Before visiting a thrift store in Tarrytown, New York, Jared Beasley had little interest in art.
The non-fiction writer had never written or bought about works of art when he noticed a painting that moved him that day.
What happened next sparked a search to learn more about the artist – an obscure, expressionist landscape painter from Hebron, Theodore Conrath.
Through his research Beasley found in 1949 in the Metropolitan Museum of Art a poem book containing etchings of Conrath.
"It was amazing that someone could be in the Met and a thrift store at the same time," Beasley said.

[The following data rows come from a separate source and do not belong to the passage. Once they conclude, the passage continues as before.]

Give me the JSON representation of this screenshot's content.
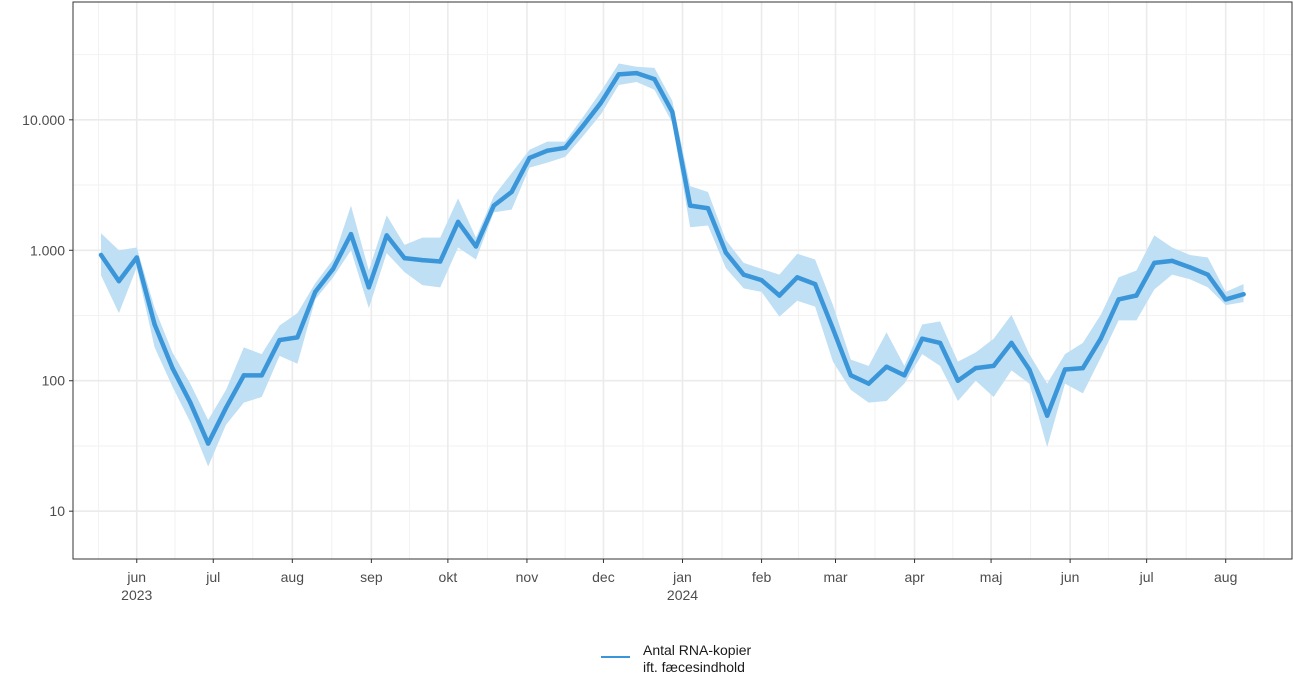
{
  "chart_data": {
    "type": "line",
    "y_scale": "log",
    "ylim": [
      4.3,
      80000
    ],
    "xlim": [
      "2023-05-07",
      "2024-08-27"
    ],
    "grid": true,
    "legend_position": "bottom",
    "y_ticks": [
      {
        "value": 10,
        "label": "10"
      },
      {
        "value": 100,
        "label": "100"
      },
      {
        "value": 1000,
        "label": "1.000"
      },
      {
        "value": 10000,
        "label": "10.000"
      }
    ],
    "x_ticks": [
      {
        "date": "2023-06-01",
        "label": "jun",
        "year": "2023"
      },
      {
        "date": "2023-07-01",
        "label": "jul",
        "year": ""
      },
      {
        "date": "2023-08-01",
        "label": "aug",
        "year": ""
      },
      {
        "date": "2023-09-01",
        "label": "sep",
        "year": ""
      },
      {
        "date": "2023-10-01",
        "label": "okt",
        "year": ""
      },
      {
        "date": "2023-11-01",
        "label": "nov",
        "year": ""
      },
      {
        "date": "2023-12-01",
        "label": "dec",
        "year": ""
      },
      {
        "date": "2024-01-01",
        "label": "jan",
        "year": "2024"
      },
      {
        "date": "2024-02-01",
        "label": "feb",
        "year": ""
      },
      {
        "date": "2024-03-01",
        "label": "mar",
        "year": ""
      },
      {
        "date": "2024-04-01",
        "label": "apr",
        "year": ""
      },
      {
        "date": "2024-05-01",
        "label": "maj",
        "year": ""
      },
      {
        "date": "2024-06-01",
        "label": "jun",
        "year": ""
      },
      {
        "date": "2024-07-01",
        "label": "jul",
        "year": ""
      },
      {
        "date": "2024-08-01",
        "label": "aug",
        "year": ""
      }
    ],
    "legend": {
      "line1": "Antal RNA-kopier",
      "line2": "ift. fæcesindhold"
    },
    "series": [
      {
        "name": "Antal RNA-kopier ift. fæcesindhold",
        "color": "#3a96d8",
        "band_color": "#bfdff4",
        "points": [
          {
            "x": "2023-05-18",
            "y": 920,
            "lo": 640,
            "hi": 1350
          },
          {
            "x": "2023-05-25",
            "y": 580,
            "lo": 330,
            "hi": 1000
          },
          {
            "x": "2023-06-01",
            "y": 880,
            "lo": 740,
            "hi": 1050
          },
          {
            "x": "2023-06-08",
            "y": 270,
            "lo": 180,
            "hi": 360
          },
          {
            "x": "2023-06-15",
            "y": 125,
            "lo": 90,
            "hi": 165
          },
          {
            "x": "2023-06-22",
            "y": 68,
            "lo": 48,
            "hi": 95
          },
          {
            "x": "2023-06-29",
            "y": 33,
            "lo": 22,
            "hi": 50
          },
          {
            "x": "2023-07-06",
            "y": 62,
            "lo": 46,
            "hi": 85
          },
          {
            "x": "2023-07-13",
            "y": 110,
            "lo": 68,
            "hi": 180
          },
          {
            "x": "2023-07-20",
            "y": 110,
            "lo": 75,
            "hi": 160
          },
          {
            "x": "2023-07-27",
            "y": 205,
            "lo": 155,
            "hi": 265
          },
          {
            "x": "2023-08-03",
            "y": 215,
            "lo": 135,
            "hi": 330
          },
          {
            "x": "2023-08-10",
            "y": 480,
            "lo": 420,
            "hi": 560
          },
          {
            "x": "2023-08-17",
            "y": 720,
            "lo": 620,
            "hi": 850
          },
          {
            "x": "2023-08-24",
            "y": 1330,
            "lo": 1000,
            "hi": 2200
          },
          {
            "x": "2023-08-31",
            "y": 520,
            "lo": 360,
            "hi": 700
          },
          {
            "x": "2023-09-07",
            "y": 1300,
            "lo": 950,
            "hi": 1850
          },
          {
            "x": "2023-09-14",
            "y": 870,
            "lo": 680,
            "hi": 1100
          },
          {
            "x": "2023-09-21",
            "y": 840,
            "lo": 540,
            "hi": 1250
          },
          {
            "x": "2023-09-28",
            "y": 820,
            "lo": 520,
            "hi": 1250
          },
          {
            "x": "2023-10-05",
            "y": 1650,
            "lo": 1050,
            "hi": 2500
          },
          {
            "x": "2023-10-12",
            "y": 1070,
            "lo": 850,
            "hi": 1250
          },
          {
            "x": "2023-10-19",
            "y": 2200,
            "lo": 1950,
            "hi": 2600
          },
          {
            "x": "2023-10-26",
            "y": 2800,
            "lo": 2050,
            "hi": 3900
          },
          {
            "x": "2023-11-02",
            "y": 5100,
            "lo": 4300,
            "hi": 5900
          },
          {
            "x": "2023-11-09",
            "y": 5800,
            "lo": 4700,
            "hi": 6800
          },
          {
            "x": "2023-11-16",
            "y": 6100,
            "lo": 5200,
            "hi": 6800
          },
          {
            "x": "2023-11-23",
            "y": 9000,
            "lo": 7500,
            "hi": 10500
          },
          {
            "x": "2023-11-30",
            "y": 13500,
            "lo": 11000,
            "hi": 16500
          },
          {
            "x": "2023-12-07",
            "y": 22300,
            "lo": 18500,
            "hi": 27000
          },
          {
            "x": "2023-12-14",
            "y": 22800,
            "lo": 19500,
            "hi": 25500
          },
          {
            "x": "2023-12-21",
            "y": 20500,
            "lo": 17000,
            "hi": 25000
          },
          {
            "x": "2023-12-28",
            "y": 11500,
            "lo": 9500,
            "hi": 14000
          },
          {
            "x": "2024-01-04",
            "y": 2200,
            "lo": 1500,
            "hi": 3100
          },
          {
            "x": "2024-01-11",
            "y": 2100,
            "lo": 1550,
            "hi": 2800
          },
          {
            "x": "2024-01-18",
            "y": 960,
            "lo": 730,
            "hi": 1200
          },
          {
            "x": "2024-01-25",
            "y": 650,
            "lo": 510,
            "hi": 800
          },
          {
            "x": "2024-02-01",
            "y": 590,
            "lo": 480,
            "hi": 720
          },
          {
            "x": "2024-02-08",
            "y": 450,
            "lo": 310,
            "hi": 650
          },
          {
            "x": "2024-02-15",
            "y": 620,
            "lo": 410,
            "hi": 940
          },
          {
            "x": "2024-02-22",
            "y": 550,
            "lo": 370,
            "hi": 850
          },
          {
            "x": "2024-02-29",
            "y": 250,
            "lo": 140,
            "hi": 380
          },
          {
            "x": "2024-03-07",
            "y": 110,
            "lo": 85,
            "hi": 145
          },
          {
            "x": "2024-03-14",
            "y": 95,
            "lo": 68,
            "hi": 130
          },
          {
            "x": "2024-03-21",
            "y": 128,
            "lo": 70,
            "hi": 235
          },
          {
            "x": "2024-03-28",
            "y": 110,
            "lo": 95,
            "hi": 130
          },
          {
            "x": "2024-04-04",
            "y": 210,
            "lo": 160,
            "hi": 270
          },
          {
            "x": "2024-04-11",
            "y": 195,
            "lo": 130,
            "hi": 285
          },
          {
            "x": "2024-04-18",
            "y": 100,
            "lo": 70,
            "hi": 140
          },
          {
            "x": "2024-04-25",
            "y": 125,
            "lo": 100,
            "hi": 165
          },
          {
            "x": "2024-05-02",
            "y": 130,
            "lo": 75,
            "hi": 210
          },
          {
            "x": "2024-05-09",
            "y": 195,
            "lo": 120,
            "hi": 320
          },
          {
            "x": "2024-05-16",
            "y": 122,
            "lo": 95,
            "hi": 160
          },
          {
            "x": "2024-05-23",
            "y": 54,
            "lo": 31,
            "hi": 95
          },
          {
            "x": "2024-05-30",
            "y": 122,
            "lo": 95,
            "hi": 160
          },
          {
            "x": "2024-06-06",
            "y": 125,
            "lo": 80,
            "hi": 195
          },
          {
            "x": "2024-06-13",
            "y": 210,
            "lo": 150,
            "hi": 320
          },
          {
            "x": "2024-06-20",
            "y": 420,
            "lo": 290,
            "hi": 620
          },
          {
            "x": "2024-06-27",
            "y": 450,
            "lo": 290,
            "hi": 700
          },
          {
            "x": "2024-07-04",
            "y": 800,
            "lo": 500,
            "hi": 1300
          },
          {
            "x": "2024-07-11",
            "y": 830,
            "lo": 650,
            "hi": 1050
          },
          {
            "x": "2024-07-18",
            "y": 740,
            "lo": 600,
            "hi": 920
          },
          {
            "x": "2024-07-25",
            "y": 650,
            "lo": 520,
            "hi": 880
          },
          {
            "x": "2024-08-01",
            "y": 420,
            "lo": 380,
            "hi": 480
          },
          {
            "x": "2024-08-08",
            "y": 460,
            "lo": 400,
            "hi": 550
          }
        ]
      }
    ]
  }
}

Now Conrath is back on the list of a renowned New York arts club. A solo exhibition was planned for November in November as a sort of homecoming in honor of the deceased artist who made his way from the small town of North Dakota.
The life of adversity
Beasley and his wife eventually bought about 17 paintings by Conrath from the thrift store, apparently donated by a wealthy family preparing for the move.
"Then I felt very responsible as a writer," he said. "There's a better story to it, I thought."
He drew the lively artworks that depict seascapes and cloudscapes with a touch of North Dakota's badlands. Through his research, he acquired a private family history from Conrath's sister Caroline, who owned a gallery in Mandan and died in 2013.
Beasley learned of the adversities in Conrath's early life.
He was a sensitive child. Two fingers on his right hand were put together when he was burned as a baby from a hot stove, although Conrath felt the accident as an advantage for distributing color.
Beasley said Conrath has also experienced a physical disability and can neither ride a bicycle nor drive a vehicle.
His family was imprisoned for years in Germany during the Second World War when they traveled there to collect a legacy.
Conrath was drafted for military service in the South Pacific and dismissed in 1943, but returned to North Dakota after suffering a post-traumatic stress disorder, Beasley said.
"I started to see these pictures in a different light," he said. "I thought they were incredible."
Conrath was a gifted artist and sculptor from an early age, making busts of two governors and receiving local awards for his art.
Henry Mische, board member of the Hebron Museum and Art Society, knew Conrath from his childhood in Hebron.
"He was in town, and I was in the countryside, we did not meet too often, I know him, I went with him to high school," the 97-year-old said. "He was just a rather quiet guy around Hebron, he was more on his own."
Tribune archives describe Conrath's early work in North Dakota and New York, including a 1962 exhibition at Key Gallery and recognition by the National Arts Club (1949).
Conrath moved to New York in 1944 after missing two art scholarships during the war. However, he studied with well-known artists such as the illustrator John Groth and the painter Zoe Beiler.
He married, became a teacher and had a daughter. After retiring in 1981, when he acquired a studio, he devoted himself to his art. His later work showed more abstraction, according to Beasley.
Conrath died in 1995 as a result of a stroke. He was 74 years old.
"He never really got into the scene," Beasley said. "He showed some and got some positive reviews and sold some paintings, but he was a very private guy and had a lot of problems."
"A whole new, wonderful world"
The Tribune contacted several artists from Bismarck and Mandan near Conrath's generation, but none was familiar with his work.
In addition, the National Arts Club lost the documentation of Conrath, probably when the group digitized their records. Conrath slipped through the cracks.
"These are the very people I'm drawn to," said Beasley, who is researching to write about the history of the Conrath family.
He was able to resume Conrath in the National Arts Club from microfilmed records of the Smithsonian Institution.
National Arts Club registrar Robert Yahner said Beasley's discovery of Conrath was "truly remarkable."
"He just opened a whole new, wonderful world," said Yahner.
Conrath's work calls for the creative energy and individuality of Yahner's "liberation" of painters in times of war.
Founded in 1898, the National Arts Club is a private member club that seeks to promote the arts through exhibitions, programs, lectures, and other public events.
Most member artists come from the East Coast, from larger cities or from other countries.
"It's kind of unusual where a young man from afar has found his way here," said Yahner.
The dates for the November exhibition of some of Conrath's paintings at the National Arts Club in Manhattan's Gramercy Park are still to come. Yahner said that the exhibition is linked to the establishment of the club's archive center.
Another exhibition at the Bank Square Coffeehouse in Beacon, New York, features Beasley's work inspired by Conrath.
"He let me paint," Beasley said.
Anyone with information about Conrath can contact Beasley at 917-256-9944.